Thank God the British are working on South Asian genomics

The sequences of 150,119 genomes in the UK Biobank:

We defined two other cohorts based on ancestry: African (XAF; n = 9,633; Extended Data Fig. 4) and South Asian (XSA; n = 9,252; Extended Data Fig. 5) (Fig. 3a–c). The 37,598 UKB individuals who do not belong to XBI, XAF or XSA were assigned to the cohort OTH (others). The WGS data of the XAF cohort represent one of the most comprehensive surveys of African sequence variation to date, with reported birthplaces of its members covering 31 of the 44 countries on mainland of sub-Saharan Africa (Extended Data Fig. 4). Owing to the considerable genetic diversity of African populations, and resultant differences in patterns of linkage disequilibrium, the XAF cohort may prove valuable for fine-mapping association signals due to multiple strongly correlated variants identified in XBI or other non-African populations.

Nearly 10,000 South Asians at high-quality whole-genome sequence scale is nice to see. Obviously, this is oversampling some groups (Mirpuris, Syhletis, and East African Indians who are mostly Guju), but it’s better than nothing. It’s really sad that the British are pushing forward with this. The Chinese have started to move into sequencing their whole nation (they have millions at low coverage). This isn’t that expensive; less than $100 per person at scale. Why is India tarrying on this? I don’t have inside info but I think the Permit Raj strikes again.

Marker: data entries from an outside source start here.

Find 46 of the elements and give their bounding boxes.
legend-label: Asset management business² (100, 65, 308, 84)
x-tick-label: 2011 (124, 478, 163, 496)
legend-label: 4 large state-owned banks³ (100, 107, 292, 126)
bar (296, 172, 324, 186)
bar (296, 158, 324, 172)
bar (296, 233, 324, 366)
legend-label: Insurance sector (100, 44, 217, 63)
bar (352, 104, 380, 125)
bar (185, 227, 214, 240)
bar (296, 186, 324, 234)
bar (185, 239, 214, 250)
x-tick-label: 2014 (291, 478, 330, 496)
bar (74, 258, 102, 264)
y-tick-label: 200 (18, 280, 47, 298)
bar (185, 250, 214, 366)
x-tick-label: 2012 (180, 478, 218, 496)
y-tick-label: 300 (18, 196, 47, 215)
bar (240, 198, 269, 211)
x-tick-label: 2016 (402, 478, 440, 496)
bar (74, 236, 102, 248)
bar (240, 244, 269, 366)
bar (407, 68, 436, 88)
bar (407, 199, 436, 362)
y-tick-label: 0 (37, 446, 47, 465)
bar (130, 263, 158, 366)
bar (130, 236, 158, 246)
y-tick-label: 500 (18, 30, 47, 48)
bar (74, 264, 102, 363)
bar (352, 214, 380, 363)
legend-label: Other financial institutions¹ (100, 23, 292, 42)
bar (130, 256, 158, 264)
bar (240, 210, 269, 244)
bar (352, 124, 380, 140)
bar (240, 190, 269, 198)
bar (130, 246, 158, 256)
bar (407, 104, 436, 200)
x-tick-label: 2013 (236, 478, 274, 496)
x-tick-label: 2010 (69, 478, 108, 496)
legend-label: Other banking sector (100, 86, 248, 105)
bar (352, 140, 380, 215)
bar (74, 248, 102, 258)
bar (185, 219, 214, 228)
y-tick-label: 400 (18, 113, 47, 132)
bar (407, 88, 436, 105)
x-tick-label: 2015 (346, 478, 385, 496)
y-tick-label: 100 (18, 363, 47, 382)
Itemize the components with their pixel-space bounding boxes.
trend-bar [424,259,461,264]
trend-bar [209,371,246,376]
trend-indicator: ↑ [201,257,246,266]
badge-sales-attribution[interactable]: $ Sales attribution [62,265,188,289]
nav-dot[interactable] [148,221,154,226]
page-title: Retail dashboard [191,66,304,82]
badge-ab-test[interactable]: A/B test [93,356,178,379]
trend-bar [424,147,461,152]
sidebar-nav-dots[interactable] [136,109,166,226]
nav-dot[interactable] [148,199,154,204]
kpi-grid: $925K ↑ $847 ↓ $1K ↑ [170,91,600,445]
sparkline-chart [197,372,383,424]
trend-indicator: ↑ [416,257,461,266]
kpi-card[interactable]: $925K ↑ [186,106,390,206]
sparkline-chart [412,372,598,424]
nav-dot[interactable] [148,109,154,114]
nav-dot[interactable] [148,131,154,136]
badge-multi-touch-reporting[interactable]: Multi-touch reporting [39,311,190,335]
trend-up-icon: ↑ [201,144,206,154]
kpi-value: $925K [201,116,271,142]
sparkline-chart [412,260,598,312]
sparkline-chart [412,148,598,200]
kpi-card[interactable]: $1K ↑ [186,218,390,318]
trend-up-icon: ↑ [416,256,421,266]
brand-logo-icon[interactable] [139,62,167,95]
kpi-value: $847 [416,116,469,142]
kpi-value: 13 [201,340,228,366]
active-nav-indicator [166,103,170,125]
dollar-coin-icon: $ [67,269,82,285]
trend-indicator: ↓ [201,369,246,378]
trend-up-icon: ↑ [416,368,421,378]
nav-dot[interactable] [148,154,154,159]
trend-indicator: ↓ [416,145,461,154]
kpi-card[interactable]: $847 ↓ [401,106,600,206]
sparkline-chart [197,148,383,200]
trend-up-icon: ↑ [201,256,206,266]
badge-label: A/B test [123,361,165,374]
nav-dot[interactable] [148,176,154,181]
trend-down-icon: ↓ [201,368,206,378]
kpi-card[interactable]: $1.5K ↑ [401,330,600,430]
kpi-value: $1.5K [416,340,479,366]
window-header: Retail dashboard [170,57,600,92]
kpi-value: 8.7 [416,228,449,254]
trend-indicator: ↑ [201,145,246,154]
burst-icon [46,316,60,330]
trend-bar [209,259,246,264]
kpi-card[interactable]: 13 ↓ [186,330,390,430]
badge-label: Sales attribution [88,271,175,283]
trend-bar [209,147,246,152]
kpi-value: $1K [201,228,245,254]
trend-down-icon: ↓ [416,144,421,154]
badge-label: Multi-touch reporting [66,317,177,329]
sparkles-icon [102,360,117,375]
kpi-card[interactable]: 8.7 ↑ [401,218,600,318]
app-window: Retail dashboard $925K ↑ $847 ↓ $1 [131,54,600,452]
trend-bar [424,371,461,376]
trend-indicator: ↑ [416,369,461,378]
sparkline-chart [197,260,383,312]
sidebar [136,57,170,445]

  1. Razib, in matters of ancestry how different are the results from full genome sequencing vs 23andme type services that only analyze 1% of the genome?

    1. Well, don’t know about WGS but in tems of ancestry, I have seen qpADM results of an indian guy changed when input used AncestryDNA data file(around ~340 K SNPs coverage for qpADM) compared to 23andME v5 (around ~170 K SNPs for qpADM). Steppe_MLBA ancestry changed from 9% with 23andMe file to 20% with
      AncestryDNA. Right pops set stayed the same in both cases.

      However, it was perhaps of ‘allsnps’ settings change that caused this issue. When modelling was done using 23andMe, allsnps = NO setting was used but later modelling with AncestryDNA file, allsnps = YES was used.

  2. Speaking of 23andme, I have a question for Razib, is 23andme 0.4x coverage? Or is it some other -x coverage value?